Class ArrowUtil


  • public final class ArrowUtil
    extends Object
    Utility class for Arrow operations.

    Provides methods for:

    • Converting Thrift/Hive schemas to Arrow schemas and serialization
    • Creating Arrow IPC byte streams from Thrift responses
    • Processing Arrow batches with decompression

    This consolidates Arrow handling logic used by both streaming and lazy inline Arrow result handlers.

    • Method Detail

      • getSerializedSchema

        public static byte[] getSerializedSchema​(TGetResultSetMetadataResp metadata)
                                          throws DatabricksParsingException
        Gets the serialized Arrow schema from Thrift metadata.

        If the metadata contains a pre-serialized Arrow schema, it is returned directly.

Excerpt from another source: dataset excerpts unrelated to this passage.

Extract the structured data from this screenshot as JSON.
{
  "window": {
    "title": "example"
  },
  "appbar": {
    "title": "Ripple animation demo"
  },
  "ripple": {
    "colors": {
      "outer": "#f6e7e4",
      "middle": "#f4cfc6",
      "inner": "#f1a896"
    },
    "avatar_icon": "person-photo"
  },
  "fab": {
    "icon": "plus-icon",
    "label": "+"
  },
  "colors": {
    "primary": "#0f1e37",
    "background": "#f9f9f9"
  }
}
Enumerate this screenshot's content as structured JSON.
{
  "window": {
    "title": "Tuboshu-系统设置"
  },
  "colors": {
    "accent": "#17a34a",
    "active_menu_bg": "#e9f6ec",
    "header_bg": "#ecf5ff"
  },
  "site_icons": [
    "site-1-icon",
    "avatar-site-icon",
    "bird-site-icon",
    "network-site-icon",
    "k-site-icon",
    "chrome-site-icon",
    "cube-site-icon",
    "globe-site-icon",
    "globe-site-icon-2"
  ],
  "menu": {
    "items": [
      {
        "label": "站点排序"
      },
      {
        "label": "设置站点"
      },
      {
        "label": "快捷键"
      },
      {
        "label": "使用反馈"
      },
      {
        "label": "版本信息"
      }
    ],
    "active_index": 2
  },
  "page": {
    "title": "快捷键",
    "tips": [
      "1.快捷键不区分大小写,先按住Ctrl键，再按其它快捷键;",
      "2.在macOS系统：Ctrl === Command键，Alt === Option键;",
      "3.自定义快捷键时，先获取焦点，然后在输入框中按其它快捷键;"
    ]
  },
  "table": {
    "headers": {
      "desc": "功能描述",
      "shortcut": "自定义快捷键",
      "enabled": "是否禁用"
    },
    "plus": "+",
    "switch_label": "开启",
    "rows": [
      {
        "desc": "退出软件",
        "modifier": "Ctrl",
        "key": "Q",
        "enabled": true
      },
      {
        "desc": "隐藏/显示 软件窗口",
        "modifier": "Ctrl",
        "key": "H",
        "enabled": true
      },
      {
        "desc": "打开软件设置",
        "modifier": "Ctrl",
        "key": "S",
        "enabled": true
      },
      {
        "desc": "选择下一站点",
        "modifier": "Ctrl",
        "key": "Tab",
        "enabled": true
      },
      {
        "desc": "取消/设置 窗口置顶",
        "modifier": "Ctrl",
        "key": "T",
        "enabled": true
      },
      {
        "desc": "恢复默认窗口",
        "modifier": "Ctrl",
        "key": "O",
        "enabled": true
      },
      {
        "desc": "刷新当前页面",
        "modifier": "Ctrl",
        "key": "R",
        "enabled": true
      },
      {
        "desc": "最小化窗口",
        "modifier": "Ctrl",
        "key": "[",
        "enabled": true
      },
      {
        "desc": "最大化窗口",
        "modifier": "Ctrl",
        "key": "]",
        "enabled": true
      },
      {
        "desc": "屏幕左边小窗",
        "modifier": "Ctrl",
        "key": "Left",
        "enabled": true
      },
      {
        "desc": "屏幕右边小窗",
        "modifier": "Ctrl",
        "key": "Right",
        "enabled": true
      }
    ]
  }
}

Otherwise, the Hive schema is converted to Arrow format and serialized.

        Parameters:
        metadata - The Thrift result set metadata
        Returns:
        The serialized Arrow schema bytes
        Throws:
        DatabricksParsingException - if schema conversion or serialization fails
      • hiveSchemaToArrowSchema

        public static org.apache.arrow.vector.types.pojo.Schema hiveSchemaToArrowSchema​(TTableSchema hiveSchema)
                                                                                 throws DatabricksParsingException
        Converts a Hive TTableSchema to an Arrow Schema.
        Parameters:
        hiveSchema - The Hive table schema from Thrift
        Returns:
        The equivalent Arrow schema
        Throws:
        DatabricksParsingException - if conversion fails
      • columnDescToArrowField

        public static org.apache.arrow.vector.types.pojo.Field columnDescToArrowField​(TColumnDesc columnDesc)
                                                                               throws SQLException
        Creates an Arrow Field from a Thrift column descriptor.
        Parameters:
        columnDesc - The Thrift column descriptor
        Returns:
        The equivalent Arrow field
        Throws:
        SQLException - if type mapping fails
      • createArrowByteStream

        public static ByteArrayInputStream createArrowByteStream​(byte[] cachedSchema,
                                                                 TFetchResultsResp response,
                                                                 Class<?> callerClass)
                                                          throws DatabricksParsingException
        Creates a ByteArrayInputStream containing Arrow IPC data from the response.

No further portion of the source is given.